In response to a certain Motley Fool article and the other comments there

samscreek: not only are you right about what's happening for the local jobs, but most companies are outsourcing every job that they can possibly get done outside the country.

I have read the arguments against protectionism, and I think I disagree. As long as the world has poor parts and rich parts, it's not in the best interest of the rich parts to try to "level the playing field" - we will just bring ourselves down to their level. There may not be a surge in hiring of Americans until our wages are competitive with the sum of (wages + outsourcing costs) which those companies have gotten addicted to. (We can be paid more because we work in the company's home office, but only a little.) And the government does nothing at all about that. They are being lobbied hard all the time by those very companies, after all.

We are plenty big enough and have such vast resources and technology and human talent available to us inside this country alone that there is no reason we need to participate in the global economy.

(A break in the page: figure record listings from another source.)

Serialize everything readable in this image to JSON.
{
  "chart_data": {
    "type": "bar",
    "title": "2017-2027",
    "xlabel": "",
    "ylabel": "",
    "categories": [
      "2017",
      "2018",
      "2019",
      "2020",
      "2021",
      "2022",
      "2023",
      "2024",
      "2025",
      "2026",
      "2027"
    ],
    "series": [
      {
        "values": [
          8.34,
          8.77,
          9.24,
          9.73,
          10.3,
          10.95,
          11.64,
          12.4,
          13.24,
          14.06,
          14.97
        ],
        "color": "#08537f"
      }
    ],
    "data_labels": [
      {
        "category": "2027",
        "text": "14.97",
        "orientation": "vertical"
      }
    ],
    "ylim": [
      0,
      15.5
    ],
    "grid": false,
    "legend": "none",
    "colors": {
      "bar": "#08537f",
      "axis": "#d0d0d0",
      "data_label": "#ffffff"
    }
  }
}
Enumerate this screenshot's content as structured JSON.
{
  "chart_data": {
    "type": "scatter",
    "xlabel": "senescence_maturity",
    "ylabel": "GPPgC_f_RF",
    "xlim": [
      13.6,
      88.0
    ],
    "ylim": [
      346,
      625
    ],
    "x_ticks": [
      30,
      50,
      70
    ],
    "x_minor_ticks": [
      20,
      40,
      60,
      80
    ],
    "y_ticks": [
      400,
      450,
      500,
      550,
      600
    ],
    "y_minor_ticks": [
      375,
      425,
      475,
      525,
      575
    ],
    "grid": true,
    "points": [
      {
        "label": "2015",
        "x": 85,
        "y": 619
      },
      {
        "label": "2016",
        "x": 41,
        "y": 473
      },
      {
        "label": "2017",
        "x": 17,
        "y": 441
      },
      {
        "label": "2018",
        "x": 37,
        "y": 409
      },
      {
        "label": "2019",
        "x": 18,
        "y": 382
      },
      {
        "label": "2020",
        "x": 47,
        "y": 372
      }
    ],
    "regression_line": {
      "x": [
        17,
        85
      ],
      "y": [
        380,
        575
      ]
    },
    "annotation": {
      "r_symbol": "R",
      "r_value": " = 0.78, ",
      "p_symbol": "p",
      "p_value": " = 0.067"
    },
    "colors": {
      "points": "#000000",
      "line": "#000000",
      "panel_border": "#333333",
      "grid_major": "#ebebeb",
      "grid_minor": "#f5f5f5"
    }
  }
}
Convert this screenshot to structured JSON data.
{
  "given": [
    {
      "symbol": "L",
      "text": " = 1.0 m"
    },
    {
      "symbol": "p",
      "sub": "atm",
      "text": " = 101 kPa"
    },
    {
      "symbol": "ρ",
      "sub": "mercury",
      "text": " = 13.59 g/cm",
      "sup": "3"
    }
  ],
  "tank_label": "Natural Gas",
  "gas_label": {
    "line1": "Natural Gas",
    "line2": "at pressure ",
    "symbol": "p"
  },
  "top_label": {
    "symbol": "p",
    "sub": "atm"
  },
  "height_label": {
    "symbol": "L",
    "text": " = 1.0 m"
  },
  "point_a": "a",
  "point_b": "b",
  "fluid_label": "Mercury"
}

Compared to the current malaise, a bit of economic isolation would be like a breath of fresh air. Modern communications technology has made outsourcing too easy, which is why this is more of a pressing problem than it used to be.

We are in a race to the bottom. Statistics make readily apparent the fact that the rich are getting richer and the poor are getting poorer. The middle class is shrinking.

The gov't needs to stop throwing money around and focus on making sure the employment situation is FAIR for American workers. Direct financial meddling is against our principles of freedom, and has too many unintended consequences. Regulating industry, hiring policies, standards of quality, and imports and exports to benefit the people at the expense of conscience-free mechanical corporate entities, seems like the lesser of the evils at this point.